Torres stopped returning phone calls, and she soon realized he was never coming back, Hoard said.

She's one of dozens of Southeast Texans who have paid $62 to file lawsuits in small-claims courts, seeking justice from contractors they say took the money and ran.

Home and business owners who hired unreliable contractors now are causing a second wave of hurricane repairs, said Ricky Scarborough of Merit Construction.

Many homeowners who used out-of-town contractors are finding they can't get anyone to come back and make adjustments, he said.

So they have to pay for everything all over again.

"I can't go in behind another contractor and do the repairs, because then I'm accepting the liability of the work already done," said Scarborough, a member of The Associated General Contractors of Jefferson County.

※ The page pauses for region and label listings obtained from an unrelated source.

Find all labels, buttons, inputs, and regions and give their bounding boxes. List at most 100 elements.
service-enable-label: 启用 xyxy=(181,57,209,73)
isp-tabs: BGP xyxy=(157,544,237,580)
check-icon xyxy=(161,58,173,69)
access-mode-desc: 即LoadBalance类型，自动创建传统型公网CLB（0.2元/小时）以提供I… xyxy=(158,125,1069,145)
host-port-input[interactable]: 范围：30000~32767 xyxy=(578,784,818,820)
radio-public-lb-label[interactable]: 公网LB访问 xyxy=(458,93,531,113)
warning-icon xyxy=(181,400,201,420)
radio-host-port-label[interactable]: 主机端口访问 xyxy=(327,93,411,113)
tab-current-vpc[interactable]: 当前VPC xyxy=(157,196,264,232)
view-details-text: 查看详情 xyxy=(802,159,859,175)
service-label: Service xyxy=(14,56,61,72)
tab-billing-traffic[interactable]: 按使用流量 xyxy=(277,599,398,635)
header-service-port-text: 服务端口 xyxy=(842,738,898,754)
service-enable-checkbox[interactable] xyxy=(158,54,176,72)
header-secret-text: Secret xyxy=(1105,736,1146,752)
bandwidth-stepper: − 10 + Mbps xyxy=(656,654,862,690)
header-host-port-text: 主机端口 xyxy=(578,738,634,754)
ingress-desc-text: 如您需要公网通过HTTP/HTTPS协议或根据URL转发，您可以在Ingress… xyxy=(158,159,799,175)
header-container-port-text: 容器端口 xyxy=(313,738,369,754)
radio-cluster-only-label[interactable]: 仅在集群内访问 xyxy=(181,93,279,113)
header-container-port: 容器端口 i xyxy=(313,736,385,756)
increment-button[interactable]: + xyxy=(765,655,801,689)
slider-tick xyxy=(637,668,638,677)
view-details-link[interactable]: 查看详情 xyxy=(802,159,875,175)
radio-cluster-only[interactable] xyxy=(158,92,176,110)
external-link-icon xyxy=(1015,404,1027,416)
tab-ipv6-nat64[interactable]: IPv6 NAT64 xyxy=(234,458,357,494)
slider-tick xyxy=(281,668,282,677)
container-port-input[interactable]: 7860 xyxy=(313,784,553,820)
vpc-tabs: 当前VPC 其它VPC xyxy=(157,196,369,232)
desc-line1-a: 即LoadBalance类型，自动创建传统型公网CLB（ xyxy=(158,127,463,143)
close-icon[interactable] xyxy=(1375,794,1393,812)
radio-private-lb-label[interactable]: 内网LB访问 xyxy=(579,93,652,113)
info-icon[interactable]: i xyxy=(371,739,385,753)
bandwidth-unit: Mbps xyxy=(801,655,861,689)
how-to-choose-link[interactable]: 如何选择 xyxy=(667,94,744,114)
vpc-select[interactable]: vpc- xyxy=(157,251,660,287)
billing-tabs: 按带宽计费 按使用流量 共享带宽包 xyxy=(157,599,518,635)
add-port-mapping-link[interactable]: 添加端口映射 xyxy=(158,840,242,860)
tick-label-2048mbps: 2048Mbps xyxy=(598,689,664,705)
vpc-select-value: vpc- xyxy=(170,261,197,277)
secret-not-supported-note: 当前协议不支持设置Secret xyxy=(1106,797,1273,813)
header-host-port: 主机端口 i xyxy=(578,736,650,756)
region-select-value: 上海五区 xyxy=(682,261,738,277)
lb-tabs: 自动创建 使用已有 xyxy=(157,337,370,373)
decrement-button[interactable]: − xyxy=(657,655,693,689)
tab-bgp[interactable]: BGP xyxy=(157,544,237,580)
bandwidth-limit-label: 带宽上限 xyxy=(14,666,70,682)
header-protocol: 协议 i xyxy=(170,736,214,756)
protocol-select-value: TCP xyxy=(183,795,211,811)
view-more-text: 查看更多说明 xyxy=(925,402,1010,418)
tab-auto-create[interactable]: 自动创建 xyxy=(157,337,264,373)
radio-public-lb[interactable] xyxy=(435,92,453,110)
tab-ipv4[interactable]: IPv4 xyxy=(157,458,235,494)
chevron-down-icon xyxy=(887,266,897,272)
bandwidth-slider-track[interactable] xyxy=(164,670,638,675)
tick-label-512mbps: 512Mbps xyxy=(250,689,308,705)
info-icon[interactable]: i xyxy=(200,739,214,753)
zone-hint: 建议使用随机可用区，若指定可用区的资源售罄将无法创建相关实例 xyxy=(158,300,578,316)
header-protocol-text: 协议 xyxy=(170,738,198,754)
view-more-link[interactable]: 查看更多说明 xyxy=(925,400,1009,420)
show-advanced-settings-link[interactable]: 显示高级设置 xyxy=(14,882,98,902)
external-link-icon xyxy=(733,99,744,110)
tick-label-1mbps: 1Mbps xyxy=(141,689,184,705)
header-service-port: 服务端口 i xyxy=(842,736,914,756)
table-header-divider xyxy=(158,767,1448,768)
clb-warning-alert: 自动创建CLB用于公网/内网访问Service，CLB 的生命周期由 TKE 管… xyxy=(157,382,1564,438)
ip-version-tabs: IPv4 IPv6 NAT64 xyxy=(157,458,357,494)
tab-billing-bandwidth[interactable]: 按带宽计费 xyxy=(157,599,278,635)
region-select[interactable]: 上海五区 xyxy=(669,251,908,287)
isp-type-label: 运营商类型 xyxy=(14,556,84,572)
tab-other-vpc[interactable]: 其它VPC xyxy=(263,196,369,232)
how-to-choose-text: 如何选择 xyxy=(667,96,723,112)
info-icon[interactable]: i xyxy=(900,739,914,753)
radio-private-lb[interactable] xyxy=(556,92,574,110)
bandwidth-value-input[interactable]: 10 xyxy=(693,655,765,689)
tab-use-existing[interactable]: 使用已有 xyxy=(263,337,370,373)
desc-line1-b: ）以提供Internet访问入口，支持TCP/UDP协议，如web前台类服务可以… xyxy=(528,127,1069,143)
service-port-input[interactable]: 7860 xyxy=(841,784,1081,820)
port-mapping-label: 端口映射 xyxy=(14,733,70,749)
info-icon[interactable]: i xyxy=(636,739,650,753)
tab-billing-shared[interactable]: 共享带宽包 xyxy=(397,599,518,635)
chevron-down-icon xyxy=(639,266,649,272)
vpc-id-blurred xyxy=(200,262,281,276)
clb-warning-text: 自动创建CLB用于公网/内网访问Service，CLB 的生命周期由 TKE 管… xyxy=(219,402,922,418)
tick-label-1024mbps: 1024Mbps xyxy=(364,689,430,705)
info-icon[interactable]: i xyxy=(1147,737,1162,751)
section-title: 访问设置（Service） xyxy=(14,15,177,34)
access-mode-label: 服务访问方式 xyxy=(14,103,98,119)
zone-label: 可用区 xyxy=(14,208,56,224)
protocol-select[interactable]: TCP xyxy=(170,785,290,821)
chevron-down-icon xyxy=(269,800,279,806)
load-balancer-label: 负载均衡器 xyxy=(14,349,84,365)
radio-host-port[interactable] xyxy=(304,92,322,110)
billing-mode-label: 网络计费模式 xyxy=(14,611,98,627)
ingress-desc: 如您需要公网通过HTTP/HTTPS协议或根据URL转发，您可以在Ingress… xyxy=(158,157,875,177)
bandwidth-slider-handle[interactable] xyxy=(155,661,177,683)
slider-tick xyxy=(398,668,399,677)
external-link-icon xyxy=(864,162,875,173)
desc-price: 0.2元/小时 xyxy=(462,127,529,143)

"People are just trying to do it cheap and pocket as much of the insurance money as possible."

In Hoard's case, constables haven't been able to track Torres down to serve him with the $1,200 lawsuit, so it is on hold.

Torres didn't return calls placed to his cell phone last week.

Robert Kessell of Beaumont was anxious to get his roof fixed and paid $2,800 down on a $4,300 job to a Houston contractor, HRI Houston Roofing.

"That was foolish as heck, but sometimes, you learn," he said in a telephone interview.
The contractor cashed the check but never did any work, Kessell said.

James Dutton, whom Kessell listed as the proprietor of HRI in his small-claims lawsuit, didn't return a call placed to his cell phone last week.

The elderly seem to have taken the brunt of contractor scams.

Agnes Devault, 78, put $1,200 down on a roofing job with a Beaumont contractor.
When the roofer stopped returning her calls, she checked out one of the references he'd given her.

"He said, 'Well, I wish you would've called me because I never would have given him a good reference,'" said Devault, who has lived in her North End home since 1958.
"I had a sinking feeling in my stomach when I heard that."

Her pastor referred her to another Beaumont company, DJ Roofing, which completed the job in one day, and "they didn't throw nothing in my lawn, they didn't walk on my plants. You'd never know they'd been there."

Hoard's repair bills have exceeded her insurance settlement by thousands, she said.

She even hired her brothers to remove a giant oak tree toppled in her back yard.

"My one brother really needed the money, so I paid him up front," she said, noting that the work still isn't finished.

"But he's my brother … I know where he lives."